Hi there,
My data consists of multiplexed MiSeq sequence data created from amplicons of ~500 bp loci (7 loci total) of interest from 60 populations (each pop consisting of pools of ~400 individual worms of a parasitic worm species). The sequences are barcoded by population and each population's read set (fastqs) have been mapped with bowtie2 to the 7 reference amplicon loci (ie have 60 bam files, one for each population).
Though these loci are only ~500 bp long, both intra- and inter-populations levels of genetic polymorphism are extremely high in this worm, with roughly 20-50 sites within each population showing variants at variable frequency.
I would like to segregate out the unique "haplotypes" that exist at each locus within each population. Note I do not mean to l associate haplotypes across loci (impossible as these are pooled data), only segregate out unique haplotypes that exist at each single ~500 bp locus. The picture below gives a good idea how the .bam alignments look and the level of polymorphism that exists within. Each SNV tends to associate with many other SNVs across the locus which is why I call them haplotypes. But really I just want to segregate out and count groups of unique amplicons, and ideally report their frequency in each of the alignments.
Unfortunately I'm having a hard time finding any tools or methods that can accomplish this task. Most tools that call haplotypes deal with diploid data (not populations), with relatively low numbers of variant sites across a much larger regions (linking SNPs across whole genome sequence data).
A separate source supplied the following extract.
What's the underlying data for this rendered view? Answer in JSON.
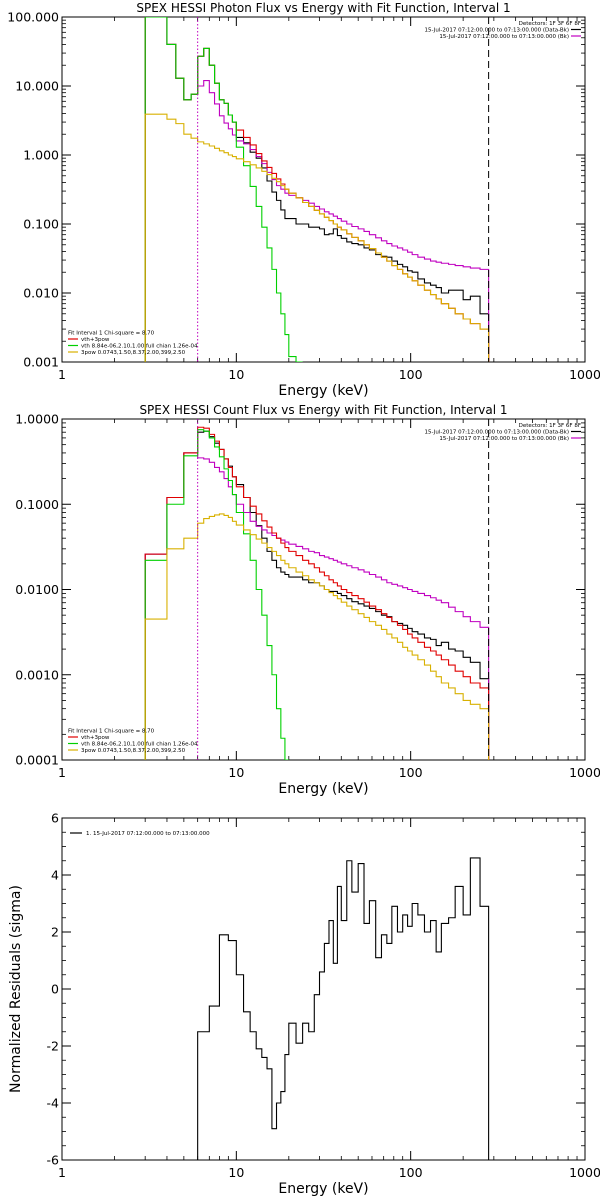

I can't seem to find a tool that can essentially segregate out all the unique amplicons that exist within large deep-sequenced amplicons datasets above a certain threshold. This includes any tool within GATK, VCF/BCF tools, or standalone tools including Illumina's own suggested tools as recommended on BaseSpace, which is strange because deep re-sequencing of amplicons is something that Illumina advertises on their website.
Any help or guidance as to how to proceed would be very much appreciated. Perhaps I'm just looking in the wrong places. However I'm a bit lost as to how to proceed!
Thanks so much.
Hi arezansoff, I have a very similar question. Im handling with two genes amplified from a pooled DNA (several individuals of a population), in a total of 80 populations. So I start with 80 .fastq files. My goal is obtaining the haplotypes of those genes in each population. Did you realize a good way to do that? Regards Ademir
You may want to post this as a new question. Original poster in this thread has not been seen on Biostars for a long time.